External links URL encoding leads to '?' a

2019-01-26 05:58发布

问题:

I got a problem with my server. I got four inbound links to different sites of my dynamic webpage which look something like this:

myurl.com/default/Site%3Fid%3D13

They should look like this:

myurl.com/default/Site?id=13

I do know that those %3F is an escape sequence for the ? sign and the %3D is an escape sequence for the equal sign. But I do get an error 400 when I use those links. What can I do about that?

The four links are for different sites, and I imagine over time there will be more links like that. So one fix for all would be perfect.

回答1:

An exact same question was actually asked on nginx-ru mailing list about a year ago:

http://mailman.nginx.org/pipermail/nginx-ru/2013-February/050200.html

The most helpful response, by an Nginx, Inc, employee/developer, Валентин Бартенев:

http://mailman.nginx.org/pipermail/nginx-ru/2013-February/050209.html

Если запрос приходит в таком виде, то это уже не параметры, а имя запрошенного файла. Другое дело, что location ищется по уже раскодированному адресу, о чем в документации написано.

Translation:

If the request comes in such a form, then these are no longer the args, but the name of the requested file. Another thing is that, as documented, the location matching is performed against a normalised URI.

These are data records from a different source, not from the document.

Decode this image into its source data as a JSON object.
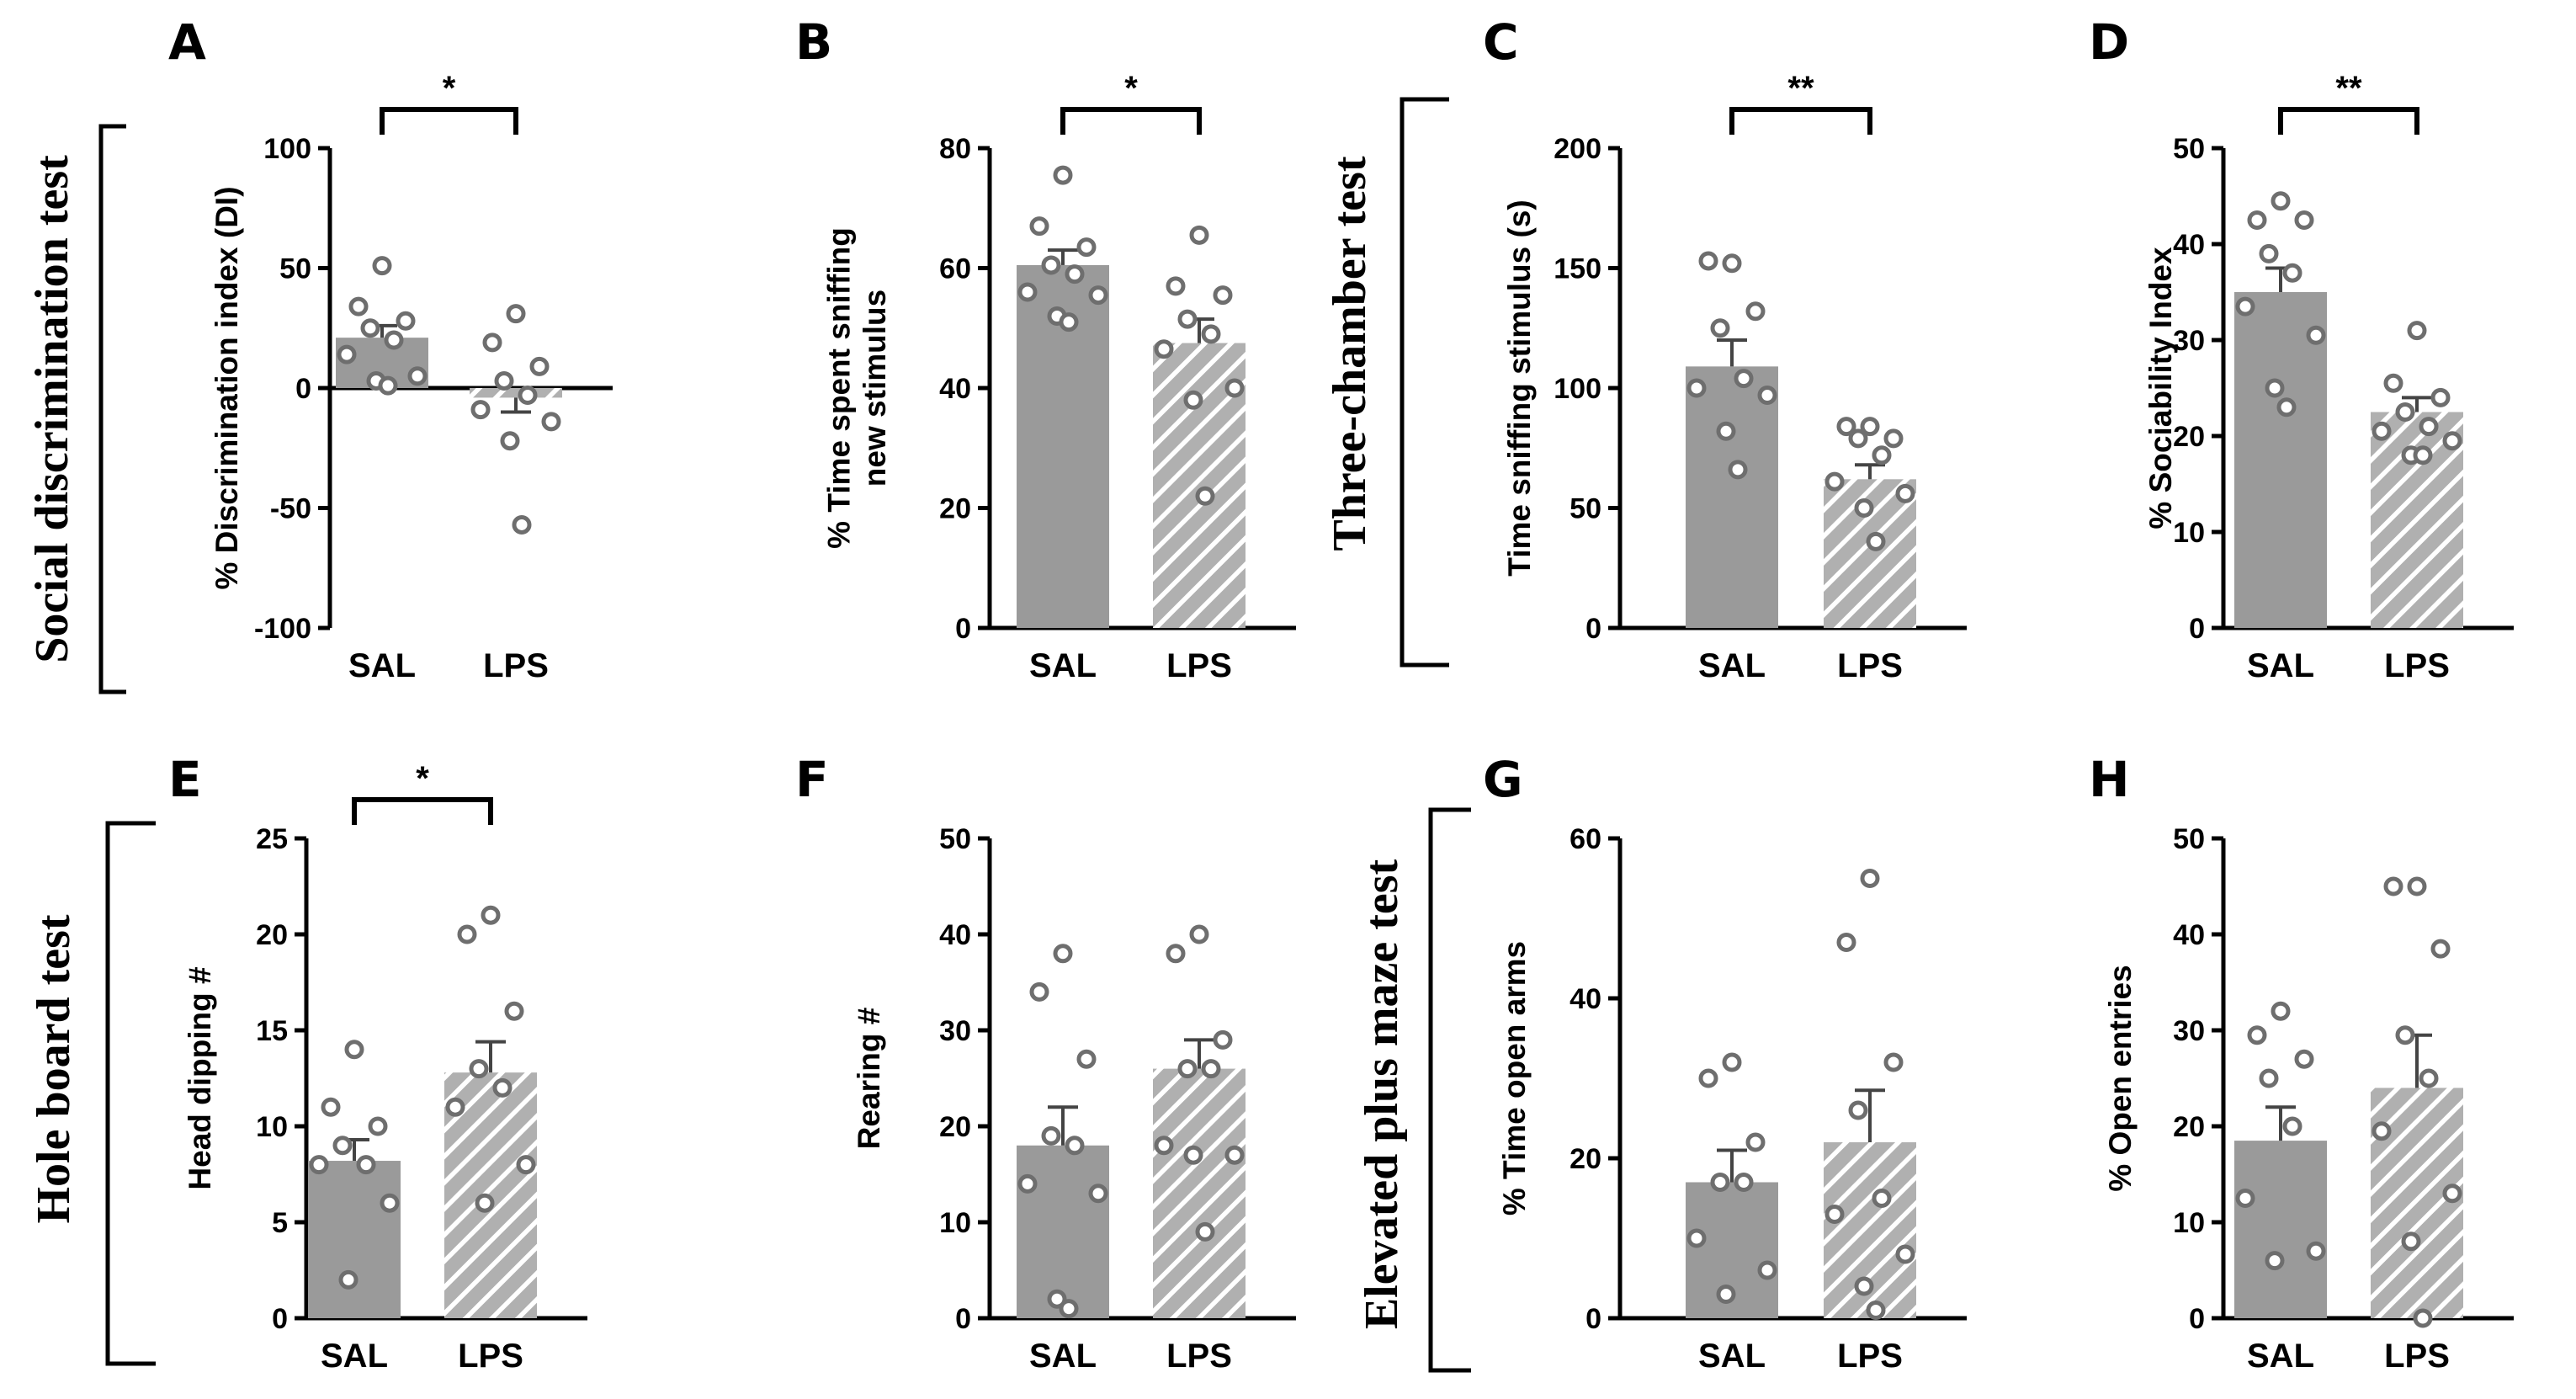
{
  "colors": {
    "sal_bar": "#9a9a9a",
    "lps_bar": "#b0b0b0",
    "lps_hatch": "#ffffff",
    "point_stroke": "#6e6e6e",
    "axis": "#000000"
  },
  "test_labels": [
    "Social discrimination test",
    "Three-chamber test",
    "Hole board test",
    "Elevated plus maze test"
  ],
  "chart_data": [
    {
      "type": "bar",
      "panel": "A",
      "ylabel": "% Discrimination index (DI)",
      "ylim": [
        -100,
        100
      ],
      "yticks": [
        100,
        50,
        0,
        -50,
        -100
      ],
      "categories": [
        "SAL",
        "LPS"
      ],
      "values": [
        21,
        -4
      ],
      "sem": [
        5,
        6
      ],
      "points": [
        [
          51,
          34,
          28,
          25,
          20,
          14,
          5,
          3,
          1
        ],
        [
          31,
          19,
          9,
          3,
          -3,
          -9,
          -14,
          -22,
          -57
        ]
      ],
      "zero_line": true,
      "significance": "*"
    },
    {
      "type": "bar",
      "panel": "B",
      "ylabel": "% Time spent sniffing new stimulus",
      "ylim": [
        0,
        80
      ],
      "yticks": [
        80,
        60,
        40,
        20,
        0
      ],
      "categories": [
        "SAL",
        "LPS"
      ],
      "values": [
        60.5,
        47.5
      ],
      "sem": [
        2.5,
        4
      ],
      "points": [
        [
          75.5,
          67,
          63.5,
          60.5,
          59,
          56,
          55.5,
          52,
          51
        ],
        [
          65.5,
          57,
          55.5,
          51.5,
          49,
          46.5,
          40,
          38,
          22
        ]
      ],
      "significance": "*"
    },
    {
      "type": "bar",
      "panel": "C",
      "ylabel": "Time sniffing stimulus (s)",
      "ylim": [
        0,
        200
      ],
      "yticks": [
        200,
        150,
        100,
        50,
        0
      ],
      "categories": [
        "SAL",
        "LPS"
      ],
      "values": [
        109,
        62
      ],
      "sem": [
        11,
        6
      ],
      "points": [
        [
          152,
          153,
          132,
          125,
          104,
          100,
          97,
          82,
          66
        ],
        [
          84,
          84,
          79,
          79,
          72,
          61,
          56,
          50,
          36
        ]
      ],
      "significance": "**"
    },
    {
      "type": "bar",
      "panel": "D",
      "ylabel": "% Sociability Index",
      "ylim": [
        0,
        50
      ],
      "yticks": [
        50,
        40,
        30,
        20,
        10,
        0
      ],
      "categories": [
        "SAL",
        "LPS"
      ],
      "values": [
        35,
        22.5
      ],
      "sem": [
        2.5,
        1.5
      ],
      "points": [
        [
          44.5,
          42.5,
          42.5,
          39,
          37,
          33.5,
          30.5,
          25,
          23
        ],
        [
          31,
          25.5,
          24,
          22.5,
          21,
          20.5,
          19.5,
          18,
          18
        ]
      ],
      "significance": "**"
    },
    {
      "type": "bar",
      "panel": "E",
      "ylabel": "Head dipping #",
      "ylim": [
        0,
        25
      ],
      "yticks": [
        25,
        20,
        15,
        10,
        5,
        0
      ],
      "categories": [
        "SAL",
        "LPS"
      ],
      "values": [
        8.2,
        12.8
      ],
      "sem": [
        1.1,
        1.6
      ],
      "points": [
        [
          14,
          11,
          10,
          9,
          8,
          8,
          6,
          2
        ],
        [
          21,
          20,
          16,
          13,
          12,
          11,
          8,
          6
        ]
      ],
      "significance": "*"
    },
    {
      "type": "bar",
      "panel": "F",
      "ylabel": "Rearing #",
      "ylim": [
        0,
        50
      ],
      "yticks": [
        50,
        40,
        30,
        20,
        10,
        0
      ],
      "categories": [
        "SAL",
        "LPS"
      ],
      "values": [
        18,
        26
      ],
      "sem": [
        4,
        3
      ],
      "points": [
        [
          38,
          34,
          27,
          19,
          18,
          14,
          13,
          2,
          1
        ],
        [
          40,
          38,
          29,
          26,
          26,
          18,
          17,
          17,
          9
        ]
      ],
      "significance": ""
    },
    {
      "type": "bar",
      "panel": "G",
      "ylabel": "% Time open arms",
      "ylim": [
        0,
        60
      ],
      "yticks": [
        60,
        40,
        20,
        0
      ],
      "categories": [
        "SAL",
        "LPS"
      ],
      "values": [
        17,
        22
      ],
      "sem": [
        4,
        6.5
      ],
      "points": [
        [
          32,
          30,
          22,
          17,
          17,
          10,
          6,
          3
        ],
        [
          55,
          47,
          32,
          26,
          15,
          13,
          8,
          4,
          1
        ]
      ],
      "significance": ""
    },
    {
      "type": "bar",
      "panel": "H",
      "ylabel": "% Open entries",
      "ylim": [
        0,
        50
      ],
      "yticks": [
        50,
        40,
        30,
        20,
        10,
        0
      ],
      "categories": [
        "SAL",
        "LPS"
      ],
      "values": [
        18.5,
        24
      ],
      "sem": [
        3.5,
        5.5
      ],
      "points": [
        [
          32,
          29.5,
          27,
          25,
          20,
          12.5,
          7,
          6
        ],
        [
          45,
          45,
          38.5,
          29.5,
          25,
          19.5,
          13,
          8,
          0
        ]
      ],
      "significance": ""
    }
  ]
}
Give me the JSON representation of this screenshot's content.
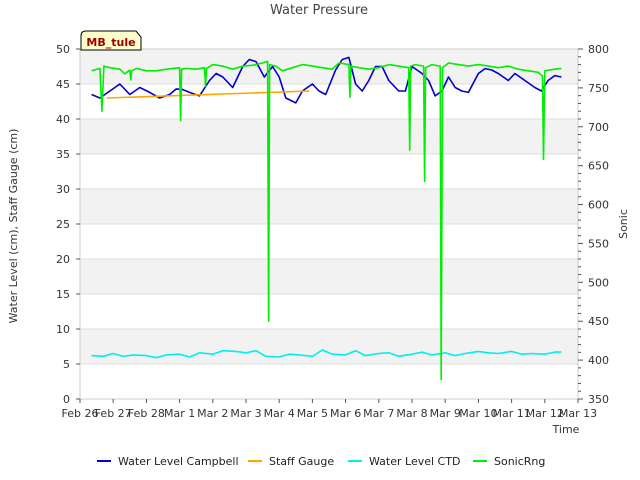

His suggested solution, translated to the sample example from the question here at SO, would then be:

location /default/Site? {
    rewrite \?(.*)$ /default/Site?$1? last;
}

location = /default/Site {
    [...]
}


回答2:

The following sample would redirect all wrongly-looking requests (defined as having ? in the requested filename — encoded as %3F in the request) into less wrongly-looking ones, regardless of URL.

(Please note that, as rightly advised elsewhere, you should not be getting these wrongly-formed links in the first place, so, use it as a last resort — only when you cannot correct the wrongly formed links otherwise, and you do know that such requests are attempted by valid agents.)

server {
    listen      [::]:80;
    server_name localhost;

    rewrite     ^/([^?]*)\?(.*)$    /$1?$2?     permanent;
    location / {
        return  200 "id is $arg_id\n";
    }
}

This is example of how it would work — when a wrongly looking request is encountered, a correction attempt is made with a 301 Moved Permanently response with a supposedly correct Location response header, which would make the browser automatically re-issue the request to the newly provided location:

opti# curl -6v "http://localhost/default/Site%3Fid%3D13"
* About to connect() to localhost port 80 (#0)
*   Trying ::1...
* connected
* Connected to localhost (::1) port 80 (#0)
> GET /default/Site%3Fid%3D13 HTTP/1.1
> User-Agent: curl/7.26.0
> Host: localhost
> Accept: */*
>
< HTTP/1.1 301 Moved Permanently
< Server: nginx/1.4.1
< Date: Wed, 15 Jan 2014 17:09:25 GMT
< Content-Type: text/html
< Content-Length: 184
< Location: http://localhost/default/Site?id=13
< Connection: keep-alive
<
<html>
<head><title>301 Moved Permanently</title></head>
<body bgcolor="white">
<center><h1>301 Moved Permanently</h1></center>
<hr><center>nginx/1.4.1</center>
</body>
</html>
* Connection #0 to host localhost left intact
* Closing connection #0

Note that no correction attempts are made on proper-looking requests:

opti# curl -6v "http://localhost/default/Site?id=13"
* About to connect() to localhost port 80 (#0)
*   Trying ::1...
* connected
* Connected to localhost (::1) port 80 (#0)
> GET /default/Site?id=13 HTTP/1.1
> User-Agent: curl/7.26.0
> Host: localhost
> Accept: */*
>
< HTTP/1.1 200 OK
< Server: nginx/1.4.1
< Date: Wed, 15 Jan 2014 17:09:30 GMT
< Content-Type: application/octet-stream
< Content-Length: 9
< Connection: keep-alive
<
id is 13
* Connection #0 to host localhost left intact
* Closing connection #0


回答3:

The URL is perfectly valid. The escaped characters it contains are just that, escaped. Which is perfectly fine.

The purpose is that you can actually have a request name (in most cases corresponding to the filename on the disk) that is Site?id=13 and not Site and the rest as the query string.

I would consider it bad practice to have characters in a filename that makes this necessary. However, in URL arguments it may very well be necessary.

Nevertheless, the request URL is valid, and probably not what you want it to be. Which consequently suggest that you should correct the error wherever anybody has picked up the wrong URL in the first place.

I do not really understand why you get an error 400; you should rather get an error 404. But that depends on your setup.

There are also cases, especially with nginx, that mostly involve passing on whole URLs and URL parts along multiple levels (for example reverse proxies, matching regular expressions from the URL and using them as variables, etc.) where such an error may occur. But to verify this and fix it we would need to know more about your setup.